Il caimano ridens, il coccodrillo lacrimans e noi, le prede


Indurre la frustrazione fa parte della strategia del potere, ossia della cosiddetta casta o meglio del potere ramificato e complesso che ci può dominare, anche psicologicamente, usando i media, i nostri sentimenti, la nostra irrazionalità, il legittimo desiderio di benessere e felicità. Non a caso il caimano reveniens torna agitando, insieme alla dentiera luccicante, il vessillo di una crisi che sarebbe psicologica e superabile e con lo slogan che il fiducioso buonumore (e a quello ci penserebbe lui a botte di velinazze) tornerà ed avremo soldi da spendere.
Ma non dovremmo dimenticare di chiederci: che je frega, al caimano, del popolo dei cittadini vessati dai balzelli e dai ricatti delle spese e dei bisogni, delle famiglie normali, degli esodati, dei licenziati, dei precari, dei malati, degli emarginati?
Il caimano è un predatore, questo caimano è un predatore ridens anche se, non nascondiamocelo, c’è a chi piace.
Però esistono anche caimani austeri, probi, sobri e mesti: di quelli che, dopo averti ben ben sbocconcellato, lacrimano come il fratello maggiore, il coccodrillo.

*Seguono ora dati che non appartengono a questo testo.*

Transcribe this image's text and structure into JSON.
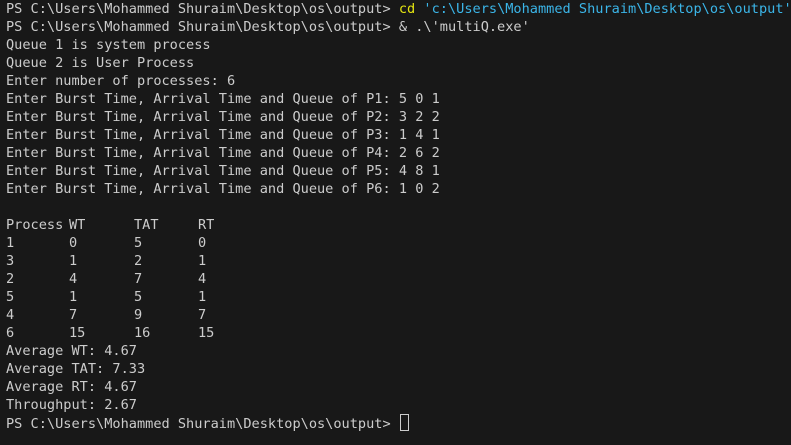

Infatti è vero che in natura, e tra noi, ci sono i predatori e i predati, ma è bene avere chiaro che per difendersi dai predatori bisogna individuarli e capire bene chi sono, e soprattutto non illudersi che un predatore ci possa difendere da un altro suo simile. Un coccodrillo non ci difenderebbe da un caimano, e un potenziale predato si suiciderebbe se, per difendesi dal lupo, si rifugiasse presso la volpe.
Caimani a parte, noi siamo trattati, e ci siamo lasciati trattare, da anni e decenni, come polli e galline: siamo stati chiusi in gabbie mentali e sociali ed allevati per la carne e le uova. Forse anche per le scadenti piume. Ci siamo praticamente abituati al cibo della gabbia: ci hanno infatti somministrato tanto becchime mediatico e terrore dell’altro che pensiamo di non poter fare più a meno né dell’uno né dell’altro. Abbiamo un frenetico bisogno di nutrirci di due fondamentali elementi: notizie manipolate e indifferenza ed odio verso il diverso.
Per imbrogliarci meglio, inoltre, ci hanno fatto identificare il diverso con categorie precise, facendoci dimenticare che il diverso, fondamentalmente, non è tale solo per razza, religione o orientamento sessuale, ma anche perché sostiene ed elabora un pensiero non conformato, non convenzionale, libero dal condizionamenti: non da pollaio insomma. E quel cibo ora ci sembra amaro.
Ma non siamo polli e galline, anche se a volte qualcuno si comporta come tale. Siamo umani sapiens, pensanti, potenzialmente nati liberi e dobbiamo riprenderci la libertà per ritrovarne il sapore, o almeno quel margine possibile di libertà da cui ricominciare.
Soprattutto non possiamo pensare che una libertà qualsiasi ci sia data in dono da un caimano ridens o in dote da un coccodrillo lacrimans come premio per essere sfuggiti dai denti aguzzi di suo cugino.Nessuno può chiamarsi innocente se non si oppone ai predatori; per opporsi ci sono tanti modi, ad esempio anche rifiutarsi di accettare il modello sociale e di consumo dominante, smettere di non pensare, rifiutarsi di dipendere dall’attesa del becchime delle notizie manipolate.
Non è per niente facile essere non allineati, ma è necessario.